Mais ceci ne suffit pas pour montrer d’autres traits caractéristiques de ces
réorientations. La même source des données que nous utilisons, confirme les
jugements que nous avons portés. La part des investissements des entreprises
publiques est passée de 56% en 1980 à 24% en 1984, au profit des
investissements dans les infrastructures qui passent de 30% en 1980 à 55% en
1984.(6) Toujours selon la même source, la structure des investissements montre
que la part de l’industrie est passée de 56% en 1980 à 24% en 1984, au profit
des infrastructures économiques (de 7% en 1980 a 15% en 1984) et des
infrastructures sociales (7% en 1980 au 15% en 1984). Tandis que la part de
l’agriculture est stabilisée autour de 3 à 4%.(7)
La tendance à la désindustrialisation se confirme après les années 80. Par
exemple, sur les 191,5 milliards de dinars prévus dans la loi de finances de
1993, 102 milliards de dinars étaient affectés à l’investissement. Sur les 102
milliards de dinars seulement 23,4 MDS étaient destinés à l’investissement
productif, soit à peine 12% des dépenses d’équipement. (8). Ces données nous
permettent de faire quelques remarques sur les différences entre ces deux types
de politiques.
6. Les décalages entre politique de développement et politique économique
(1967-1994) :
7
a) - Le centre de gravité de l’effort social organisé par la politique de
développement (1967-1978) se déplace de la sphère de production vers les
sphères d’échange, de circulation et de répartition du capital et des revenus entre
1980 à 1994. La politique de développement, initiée grâce aux exigences et aux
pressions du mouvement social encore porteur du souffle de la libération, tend à
se transformer en politique économique. Il faudrait analyser plus avant ces
pesanteurs. Ce qui est en dehors des objectifs de cet article
b) - Il y a une volonté du facteur politique à maintenir, retenir le mouvement du
capital et des revenus dans les sphères non directement productives.

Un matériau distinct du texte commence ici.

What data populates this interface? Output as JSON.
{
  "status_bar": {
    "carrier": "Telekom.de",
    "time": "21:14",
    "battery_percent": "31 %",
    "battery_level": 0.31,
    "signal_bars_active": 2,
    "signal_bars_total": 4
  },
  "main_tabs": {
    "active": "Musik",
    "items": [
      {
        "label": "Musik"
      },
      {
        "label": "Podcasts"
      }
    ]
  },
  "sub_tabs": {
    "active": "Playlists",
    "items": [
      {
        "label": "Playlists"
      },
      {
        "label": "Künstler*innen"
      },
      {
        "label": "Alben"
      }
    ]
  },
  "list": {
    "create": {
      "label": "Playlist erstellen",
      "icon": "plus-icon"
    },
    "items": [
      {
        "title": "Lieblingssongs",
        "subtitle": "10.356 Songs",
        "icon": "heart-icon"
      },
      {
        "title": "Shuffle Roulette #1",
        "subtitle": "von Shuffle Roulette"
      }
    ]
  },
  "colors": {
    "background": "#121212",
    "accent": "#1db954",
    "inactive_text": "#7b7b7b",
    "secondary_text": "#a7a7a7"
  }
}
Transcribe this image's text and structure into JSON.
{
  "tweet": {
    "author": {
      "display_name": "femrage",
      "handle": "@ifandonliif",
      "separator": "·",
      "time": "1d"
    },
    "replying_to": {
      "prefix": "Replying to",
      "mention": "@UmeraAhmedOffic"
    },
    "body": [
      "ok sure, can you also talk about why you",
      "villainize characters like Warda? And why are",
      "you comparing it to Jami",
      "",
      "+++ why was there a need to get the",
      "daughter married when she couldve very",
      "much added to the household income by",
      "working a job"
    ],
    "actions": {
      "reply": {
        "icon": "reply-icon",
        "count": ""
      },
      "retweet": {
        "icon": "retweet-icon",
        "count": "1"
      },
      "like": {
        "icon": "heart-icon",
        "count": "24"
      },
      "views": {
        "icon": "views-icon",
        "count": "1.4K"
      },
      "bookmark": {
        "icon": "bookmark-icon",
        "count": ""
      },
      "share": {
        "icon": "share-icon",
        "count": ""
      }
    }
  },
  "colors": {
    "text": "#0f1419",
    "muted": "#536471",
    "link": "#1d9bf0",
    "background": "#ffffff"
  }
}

Une sorte
de mentalité politique qui adhère et « colle » facilement à tous les actes qui
génèrent l’argent frais et repousse tout ce qui crée, reproduit, l’effort
social créateur.
L’allocation des ressources pour l’investissement prouve alors que la
minimisation des ressources réservées à l’industrie et à l’agriculture signifie le
refus, plus encore, le rejet du développement, peut-être d’un type de
développement, celui représenté, personnalisé par la politique de développement
de 1967-1978.
c) - C’est dire que nous retombons, avec cette conception, dans une logique
économique de type post-colonial. L’arrêt, pratiquement, du processus
d’industrialisation participe de cette logique. De toute façon il lui demeure
apparenté.
d) - C’est pendant cette étape que se forment et se consolident les éléments
constituants d’une contradiction sociale majeure, celle du divorce grandissant
entre le rejet ou le refus du développement des forces productives nationales et
les besoins du développement sans cesse grandissants de la société. Le
mécanisme politique qui a accéléré la maturation et les modes d’expression de
cette contradiction réside dans l’exigence sociale accordée à la répartition et à la
redistribution des ressources qui devraient revenir au développement de
l’économie et de la société.
e) - La révolte des jeunes d’octobre 1988 dans ses débuts, est l’expression du
refus, du rejet d’une telle orientation parasitaire, arbitrairement imposée à
l’économie et à la société, au mépris et à l’encontre de l’action des lois
économiques et sociales. Il semble que ce processus pervers se poursuive de nos
jours. Ainsi, le foyer de la crise sociale s’est élargi, il est devenu béant à la suite
8
d’un cumul de contradictions économiques et sociales que le politique a perçues
et n’a pas daigné les résoudre.
f) - En attendant de revenir à d’autres points de ces mêmes problèmes, il est
nécessaire d’examiner d’autres aspects de cette politique économique.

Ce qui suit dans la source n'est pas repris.